We can also use the results of one APPLY operation in a subsequent “APPLY”. The operation goes from top to bottom and left to right. This means that the results of one APPLY are not accessible until the operator appears in sequence. Let’s take an in-depth look at the example:
SELECT dt, dt_year, LeapYear FROM (VALUES (GetDate())) cur(dt) CROSS APPLY (SELECT YEAR(cur.dt)) _(dt_year) CROSS APPLY ( SELECT CASE WHEN dt_year % 4 = 0 AND dt_year % 400 <> 0 THEN 'Leap Year' ELSE 'Not Leap Year' END ) _1(LeapYear)
This query produces:
dt dt_year LeapYear 2015-11-18 11:48:27.607 2015 Not Leap Year
If we decide to reverse the sequence of the two APPLY clauses, the SQL query would rightly throw an error that “dt_year” can’t be found.
Making [dbo].[USA] DRYer
Armed with these tools, how can we simplify the AdventureWorks view? Let’s have a look at the three repeated expressions and build an APPLY clause to contain them:
... CROSS APPLY ( SELECT CASE [Model] WHEN 'Mountain-100' THEN 'M200' WHEN 'Road-150' THEN 'R250' WHEN 'Road-650' THEN 'R750' WHEN 'Touring-1000' THEN 'T1000' ELSE Left([Model], 1) + Right([Model], 3) END + ' ' + [Region] AS [ModelRegion] , (Convert(Integer, [CalendarYear]) * 100) + Convert(Integer, [Month]) AS [TimeIndex] , [dbo].[udfBuildISO8601Date] ([CalendarYear], [Month], 25) AS ReportingDate ) _ ...
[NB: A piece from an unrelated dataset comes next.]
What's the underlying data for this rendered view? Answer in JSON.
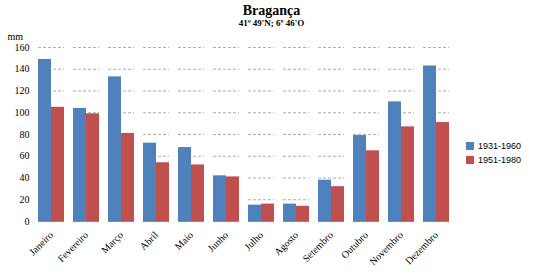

Much as in the example above, the APPLY clause just returns aliased expressions using columns in the rowset. In what way will this make the original query DRYer? Repetition wouldn’t be needed in these expressions!
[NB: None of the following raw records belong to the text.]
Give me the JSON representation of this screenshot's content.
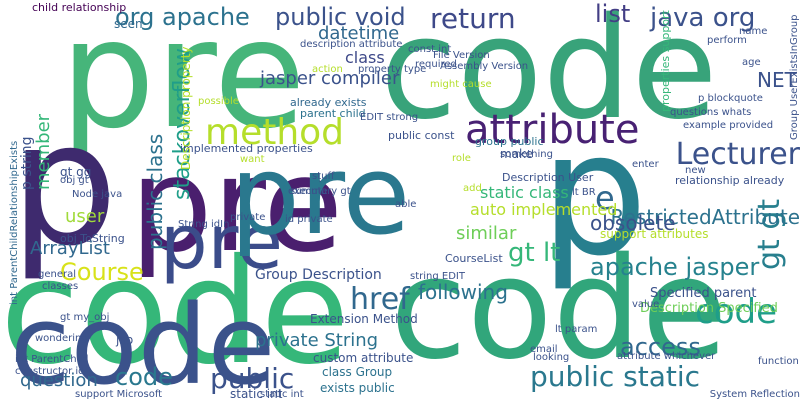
{
  "word_cloud": {
    "words": [
      {
        "text": "pre",
        "color": "#46b57a"
      },
      {
        "text": "code",
        "color": "#38a37a"
      },
      {
        "text": "p",
        "color": "#3e2a6e"
      },
      {
        "text": "pre",
        "color": "#4a1f6e"
      },
      {
        "text": "p",
        "color": "#277f8e"
      },
      {
        "text": "code",
        "color": "#35b779"
      },
      {
        "text": "pre",
        "color": "#3b4c8a"
      },
      {
        "text": "code",
        "color": "#31a67b"
      },
      {
        "text": "pre",
        "color": "#2a788e"
      },
      {
        "text": "attribute",
        "color": "#482173"
      },
      {
        "text": "method",
        "color": "#b5de2b"
      },
      {
        "text": "gt gt",
        "color": "#277f8e"
      },
      {
        "text": "code",
        "color": "#3b528b"
      },
      {
        "text": "org apache",
        "color": "#2c728e"
      },
      {
        "text": "public void",
        "color": "#3b528b"
      },
      {
        "text": "return",
        "color": "#3e4989"
      },
      {
        "text": "list",
        "color": "#433e85"
      },
      {
        "text": "java org",
        "color": "#3b528b"
      },
      {
        "text": "datetime",
        "color": "#31688e"
      },
      {
        "text": "stackoverflow",
        "color": "#1f9e89"
      },
      {
        "text": "public class",
        "color": "#2c728e"
      },
      {
        "text": "Lecturer",
        "color": "#3b528b"
      },
      {
        "text": "gt lt",
        "color": "#35b779"
      },
      {
        "text": "apache jasper",
        "color": "#26828e"
      },
      {
        "text": "code",
        "color": "#1f9e89"
      },
      {
        "text": "href",
        "color": "#31688e"
      },
      {
        "text": "public static",
        "color": "#2a788e"
      },
      {
        "text": "public",
        "color": "#3b528b"
      },
      {
        "text": "code",
        "color": "#2a788e"
      },
      {
        "text": "access",
        "color": "#31688e"
      },
      {
        "text": "Course",
        "color": "#d8e219"
      },
      {
        "text": "jasper compiler",
        "color": "#3b528b"
      },
      {
        "text": "RestrictedAttribute",
        "color": "#2c728e"
      },
      {
        "text": "following",
        "color": "#2c728e"
      },
      {
        "text": "e",
        "color": "#31688e"
      },
      {
        "text": "obsolete",
        "color": "#3b528b"
      },
      {
        "text": "private String",
        "color": "#2c728e"
      },
      {
        "text": "ArrayList",
        "color": "#31688e"
      },
      {
        "text": "user",
        "color": "#a0da39"
      },
      {
        "text": "member",
        "color": "#35b779"
      },
      {
        "text": "Group Description",
        "color": "#3b528b"
      },
      {
        "text": "question",
        "color": "#31688e"
      },
      {
        "text": "static class",
        "color": "#35b779"
      },
      {
        "text": "auto implemented",
        "color": "#b5de2b"
      },
      {
        "text": "similar",
        "color": "#6ece58"
      },
      {
        "text": "NET",
        "color": "#3b528b"
      },
      {
        "text": "class",
        "color": "#3e4989"
      },
      {
        "text": "child relationship",
        "color": "#440154"
      },
      {
        "text": "seen",
        "color": "#31688e"
      },
      {
        "text": "p string",
        "color": "#3b528b"
      },
      {
        "text": "Description Specified",
        "color": "#6ece58"
      },
      {
        "text": "Specified parent",
        "color": "#3b528b"
      },
      {
        "text": "class Group",
        "color": "#2c728e"
      },
      {
        "text": "function",
        "color": "#3b528b"
      },
      {
        "text": "description attribute",
        "color": "#3b528b"
      },
      {
        "text": "already exists",
        "color": "#31688e"
      },
      {
        "text": "parent child",
        "color": "#2c728e"
      },
      {
        "text": "public const",
        "color": "#3b528b"
      },
      {
        "text": "make",
        "color": "#3b528b"
      },
      {
        "text": "Description User",
        "color": "#3b528b"
      },
      {
        "text": "CourseList",
        "color": "#3b528b"
      },
      {
        "text": "support attributes",
        "color": "#b5de2b"
      },
      {
        "text": "relationship already",
        "color": "#3b528b"
      },
      {
        "text": "properties support",
        "color": "#35b779"
      },
      {
        "text": "int ParentChildRelationshipExists",
        "color": "#31688e"
      },
      {
        "text": "Extension Method",
        "color": "#3b528b"
      },
      {
        "text": "custom attribute",
        "color": "#3b528b"
      },
      {
        "text": "exists public",
        "color": "#2c728e"
      },
      {
        "text": "static int",
        "color": "#3b528b"
      },
      {
        "text": "String idIn",
        "color": "#3b528b"
      },
      {
        "text": "Group UserExistsInGroup",
        "color": "#3b528b"
      },
      {
        "text": "implemented properties",
        "color": "#3b528b"
      },
      {
        "text": "Description property",
        "color": "#b5de2b"
      },
      {
        "text": "group public",
        "color": "#2c728e"
      },
      {
        "text": "gt gg",
        "color": "#3b528b"
      },
      {
        "text": "jsp",
        "color": "#3b528b"
      },
      {
        "text": "looking",
        "color": "#3b528b"
      },
      {
        "text": "support Microsoft",
        "color": "#3b528b"
      },
      {
        "text": "System Reflection",
        "color": "#3b528b"
      },
      {
        "text": "Assembly Version",
        "color": "#3b528b"
      },
      {
        "text": "File Version",
        "color": "#3b528b"
      },
      {
        "text": "obj ToString",
        "color": "#3b528b"
      },
      {
        "text": "string EDIT",
        "color": "#3b528b"
      },
      {
        "text": "wondering",
        "color": "#3b528b"
      },
      {
        "text": "general",
        "color": "#3b528b"
      },
      {
        "text": "classes",
        "color": "#3b528b"
      },
      {
        "text": "role",
        "color": "#b5de2b"
      },
      {
        "text": "add",
        "color": "#b5de2b"
      },
      {
        "text": "private",
        "color": "#3b528b"
      },
      {
        "text": "stuff",
        "color": "#3b528b"
      },
      {
        "text": "execute",
        "color": "#3b528b"
      },
      {
        "text": "able",
        "color": "#3b528b"
      },
      {
        "text": "want",
        "color": "#b5de2b"
      },
      {
        "text": "new",
        "color": "#3b528b"
      },
      {
        "text": "value",
        "color": "#3b528b"
      },
      {
        "text": "enter",
        "color": "#3b528b"
      },
      {
        "text": "lt BR",
        "color": "#3b528b"
      },
      {
        "text": "possible",
        "color": "#b5de2b"
      },
      {
        "text": "required",
        "color": "#3b528b"
      },
      {
        "text": "const int",
        "color": "#3b528b"
      },
      {
        "text": "might cause",
        "color": "#b5de2b"
      },
      {
        "text": "EDIT strong",
        "color": "#3b528b"
      },
      {
        "text": "action",
        "color": "#b5de2b"
      },
      {
        "text": "property type",
        "color": "#3b528b"
      },
      {
        "text": "Node java",
        "color": "#3b528b"
      },
      {
        "text": "id private",
        "color": "#3b528b"
      },
      {
        "text": "summary gt",
        "color": "#3b528b"
      },
      {
        "text": "lt param",
        "color": "#3b528b"
      },
      {
        "text": "email",
        "color": "#3b528b"
      },
      {
        "text": "age",
        "color": "#3b528b"
      },
      {
        "text": "perform",
        "color": "#3b528b"
      },
      {
        "text": "name",
        "color": "#3b528b"
      },
      {
        "text": "something",
        "color": "#3b528b"
      },
      {
        "text": "attribute whichever",
        "color": "#3b528b"
      },
      {
        "text": "p blockquote",
        "color": "#3b528b"
      },
      {
        "text": "questions whats",
        "color": "#3b528b"
      },
      {
        "text": "example provided",
        "color": "#3b528b"
      },
      {
        "text": "obj gt",
        "color": "#3b528b"
      },
      {
        "text": "gt my_obj",
        "color": "#3b528b"
      },
      {
        "text": "int ParentChild",
        "color": "#3b528b"
      },
      {
        "text": "constructor id",
        "color": "#3b528b"
      },
      {
        "text": "static int",
        "color": "#3b528b"
      }
    ]
  }
}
SELECT [ModelRegion] ,[TimeIndex] ,Sum([Quantity]) AS [Quantity] ,Sum([Amount]) AS [Amount] ,[CalendarYear] ,[Month] ,[ReportingDate] FROM [dbo].[vDMPrep] -- APPLY clause ... GROUP BY [ModelRegion] ,[TimeIndex] ,[CalendarYear] ,[Month] ,[ReportingDate]
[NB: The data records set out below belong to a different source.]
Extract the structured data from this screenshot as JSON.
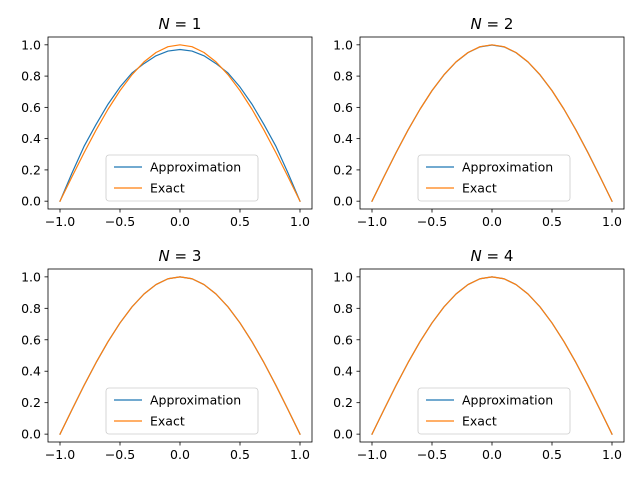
{
  "figure": {
    "legend_labels": {
      "approximation": "Approximation",
      "exact": "Exact"
    }
  },
  "chart_data": [
    {
      "type": "line",
      "title": "N = 1",
      "title_var": "N",
      "title_value": "1",
      "xlabel": "",
      "ylabel": "",
      "xlim": [
        -1.1,
        1.1
      ],
      "ylim": [
        -0.05,
        1.05
      ],
      "xticks": [
        -1.0,
        -0.5,
        0.0,
        0.5,
        1.0
      ],
      "xtick_labels": [
        "−1.0",
        "−0.5",
        "0.0",
        "0.5",
        "1.0"
      ],
      "yticks": [
        0.0,
        0.2,
        0.4,
        0.6,
        0.8,
        1.0
      ],
      "ytick_labels": [
        "0.0",
        "0.2",
        "0.4",
        "0.6",
        "0.8",
        "1.0"
      ],
      "grid": false,
      "legend": "lower-center",
      "series": [
        {
          "name": "Approximation",
          "color": "#1f77b4",
          "x": [
            -1.0,
            -0.9,
            -0.8,
            -0.7,
            -0.6,
            -0.5,
            -0.4,
            -0.3,
            -0.2,
            -0.1,
            0.0,
            0.1,
            0.2,
            0.3,
            0.4,
            0.5,
            0.6,
            0.7,
            0.8,
            0.9,
            1.0
          ],
          "y": [
            0.0,
            0.18,
            0.35,
            0.49,
            0.62,
            0.73,
            0.82,
            0.88,
            0.93,
            0.96,
            0.97,
            0.96,
            0.93,
            0.88,
            0.82,
            0.73,
            0.62,
            0.49,
            0.35,
            0.18,
            0.0
          ]
        },
        {
          "name": "Exact",
          "color": "#ff7f0e",
          "x": [
            -1.0,
            -0.9,
            -0.8,
            -0.7,
            -0.6,
            -0.5,
            -0.4,
            -0.3,
            -0.2,
            -0.1,
            0.0,
            0.1,
            0.2,
            0.3,
            0.4,
            0.5,
            0.6,
            0.7,
            0.8,
            0.9,
            1.0
          ],
          "y": [
            0.0,
            0.156,
            0.309,
            0.454,
            0.588,
            0.707,
            0.809,
            0.891,
            0.951,
            0.988,
            1.0,
            0.988,
            0.951,
            0.891,
            0.809,
            0.707,
            0.588,
            0.454,
            0.309,
            0.156,
            0.0
          ]
        }
      ]
    },
    {
      "type": "line",
      "title": "N = 2",
      "title_var": "N",
      "title_value": "2",
      "xlabel": "",
      "ylabel": "",
      "xlim": [
        -1.1,
        1.1
      ],
      "ylim": [
        -0.05,
        1.05
      ],
      "xticks": [
        -1.0,
        -0.5,
        0.0,
        0.5,
        1.0
      ],
      "xtick_labels": [
        "−1.0",
        "−0.5",
        "0.0",
        "0.5",
        "1.0"
      ],
      "yticks": [
        0.0,
        0.2,
        0.4,
        0.6,
        0.8,
        1.0
      ],
      "ytick_labels": [
        "0.0",
        "0.2",
        "0.4",
        "0.6",
        "0.8",
        "1.0"
      ],
      "grid": false,
      "legend": "lower-center",
      "series": [
        {
          "name": "Approximation",
          "color": "#1f77b4",
          "x": [
            -1.0,
            -0.9,
            -0.8,
            -0.7,
            -0.6,
            -0.5,
            -0.4,
            -0.3,
            -0.2,
            -0.1,
            0.0,
            0.1,
            0.2,
            0.3,
            0.4,
            0.5,
            0.6,
            0.7,
            0.8,
            0.9,
            1.0
          ],
          "y": [
            0.0,
            0.157,
            0.31,
            0.455,
            0.588,
            0.707,
            0.808,
            0.89,
            0.95,
            0.987,
            0.999,
            0.987,
            0.95,
            0.89,
            0.808,
            0.707,
            0.588,
            0.455,
            0.31,
            0.157,
            0.0
          ]
        },
        {
          "name": "Exact",
          "color": "#ff7f0e",
          "x": [
            -1.0,
            -0.9,
            -0.8,
            -0.7,
            -0.6,
            -0.5,
            -0.4,
            -0.3,
            -0.2,
            -0.1,
            0.0,
            0.1,
            0.2,
            0.3,
            0.4,
            0.5,
            0.6,
            0.7,
            0.8,
            0.9,
            1.0
          ],
          "y": [
            0.0,
            0.156,
            0.309,
            0.454,
            0.588,
            0.707,
            0.809,
            0.891,
            0.951,
            0.988,
            1.0,
            0.988,
            0.951,
            0.891,
            0.809,
            0.707,
            0.588,
            0.454,
            0.309,
            0.156,
            0.0
          ]
        }
      ]
    },
    {
      "type": "line",
      "title": "N = 3",
      "title_var": "N",
      "title_value": "3",
      "xlabel": "",
      "ylabel": "",
      "xlim": [
        -1.1,
        1.1
      ],
      "ylim": [
        -0.05,
        1.05
      ],
      "xticks": [
        -1.0,
        -0.5,
        0.0,
        0.5,
        1.0
      ],
      "xtick_labels": [
        "−1.0",
        "−0.5",
        "0.0",
        "0.5",
        "1.0"
      ],
      "yticks": [
        0.0,
        0.2,
        0.4,
        0.6,
        0.8,
        1.0
      ],
      "ytick_labels": [
        "0.0",
        "0.2",
        "0.4",
        "0.6",
        "0.8",
        "1.0"
      ],
      "grid": false,
      "legend": "lower-center",
      "series": [
        {
          "name": "Approximation",
          "color": "#1f77b4",
          "x": [
            -1.0,
            -0.9,
            -0.8,
            -0.7,
            -0.6,
            -0.5,
            -0.4,
            -0.3,
            -0.2,
            -0.1,
            0.0,
            0.1,
            0.2,
            0.3,
            0.4,
            0.5,
            0.6,
            0.7,
            0.8,
            0.9,
            1.0
          ],
          "y": [
            0.0,
            0.156,
            0.309,
            0.454,
            0.588,
            0.707,
            0.809,
            0.891,
            0.951,
            0.988,
            1.0,
            0.988,
            0.951,
            0.891,
            0.809,
            0.707,
            0.588,
            0.454,
            0.309,
            0.156,
            0.0
          ]
        },
        {
          "name": "Exact",
          "color": "#ff7f0e",
          "x": [
            -1.0,
            -0.9,
            -0.8,
            -0.7,
            -0.6,
            -0.5,
            -0.4,
            -0.3,
            -0.2,
            -0.1,
            0.0,
            0.1,
            0.2,
            0.3,
            0.4,
            0.5,
            0.6,
            0.7,
            0.8,
            0.9,
            1.0
          ],
          "y": [
            0.0,
            0.156,
            0.309,
            0.454,
            0.588,
            0.707,
            0.809,
            0.891,
            0.951,
            0.988,
            1.0,
            0.988,
            0.951,
            0.891,
            0.809,
            0.707,
            0.588,
            0.454,
            0.309,
            0.156,
            0.0
          ]
        }
      ]
    },
    {
      "type": "line",
      "title": "N = 4",
      "title_var": "N",
      "title_value": "4",
      "xlabel": "",
      "ylabel": "",
      "xlim": [
        -1.1,
        1.1
      ],
      "ylim": [
        -0.05,
        1.05
      ],
      "xticks": [
        -1.0,
        -0.5,
        0.0,
        0.5,
        1.0
      ],
      "xtick_labels": [
        "−1.0",
        "−0.5",
        "0.0",
        "0.5",
        "1.0"
      ],
      "yticks": [
        0.0,
        0.2,
        0.4,
        0.6,
        0.8,
        1.0
      ],
      "ytick_labels": [
        "0.0",
        "0.2",
        "0.4",
        "0.6",
        "0.8",
        "1.0"
      ],
      "grid": false,
      "legend": "lower-center",
      "series": [
        {
          "name": "Approximation",
          "color": "#1f77b4",
          "x": [
            -1.0,
            -0.9,
            -0.8,
            -0.7,
            -0.6,
            -0.5,
            -0.4,
            -0.3,
            -0.2,
            -0.1,
            0.0,
            0.1,
            0.2,
            0.3,
            0.4,
            0.5,
            0.6,
            0.7,
            0.8,
            0.9,
            1.0
          ],
          "y": [
            0.0,
            0.156,
            0.309,
            0.454,
            0.588,
            0.707,
            0.809,
            0.891,
            0.951,
            0.988,
            1.0,
            0.988,
            0.951,
            0.891,
            0.809,
            0.707,
            0.588,
            0.454,
            0.309,
            0.156,
            0.0
          ]
        },
        {
          "name": "Exact",
          "color": "#ff7f0e",
          "x": [
            -1.0,
            -0.9,
            -0.8,
            -0.7,
            -0.6,
            -0.5,
            -0.4,
            -0.3,
            -0.2,
            -0.1,
            0.0,
            0.1,
            0.2,
            0.3,
            0.4,
            0.5,
            0.6,
            0.7,
            0.8,
            0.9,
            1.0
          ],
          "y": [
            0.0,
            0.156,
            0.309,
            0.454,
            0.588,
            0.707,
            0.809,
            0.891,
            0.951,
            0.988,
            1.0,
            0.988,
            0.951,
            0.891,
            0.809,
            0.707,
            0.588,
            0.454,
            0.309,
            0.156,
            0.0
          ]
        }
      ]
    }
  ]
}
Putting it all together, the view definition becomes:
CREATE VIEW [dbo].[USA] AS SELECT [ModelRegion] ,[TimeIndex] ,Sum([Quantity]) AS [Quantity] ,Sum([Amount]) AS [Amount] ,[CalendarYear] ,[Month] ,[ReportingDate] FROM [dbo].[vDMPrep] CROSS APPLY ( SELECT CASE [Model] WHEN 'Mountain-100' THEN 'M200' WHEN 'Road-150' THEN 'R250' WHEN 'Road-650' THEN 'R750' WHEN 'Touring-1000' THEN 'T1000' ELSE Left([Model], 1) + Right([Model], 3) END + ' ' + [Region] AS [ModelRegion] , (Convert(Integer, [CalendarYear]) * 100) + Convert(Integer, [Month]) AS [TimeIndex] , [dbo].[udfBuildISO8601Date] ([CalendarYear], [Month], 25) AS ReportingDate ) _ WHERE [Model] IN ('Mountain-100', 'Mountain-200', 'Road-150', 'Road-250', 'Road-650', 'Road-750', 'Touring-1000') GROUP BY [ModelRegion] ,[TimeIndex] ,[CalendarYear] ,[Month] ,[ReportingDate] GO
Now, if we want to change the expression we only have one place to change them. The query has become DRYer.
Summary
The ”APPLY” operator can be used to encapsulate and alias expressions that are repeated in our queries. This permits us to apply the fundamental truth of “DRYer” (don’t repeat yourself) and make our queries easier to maintain.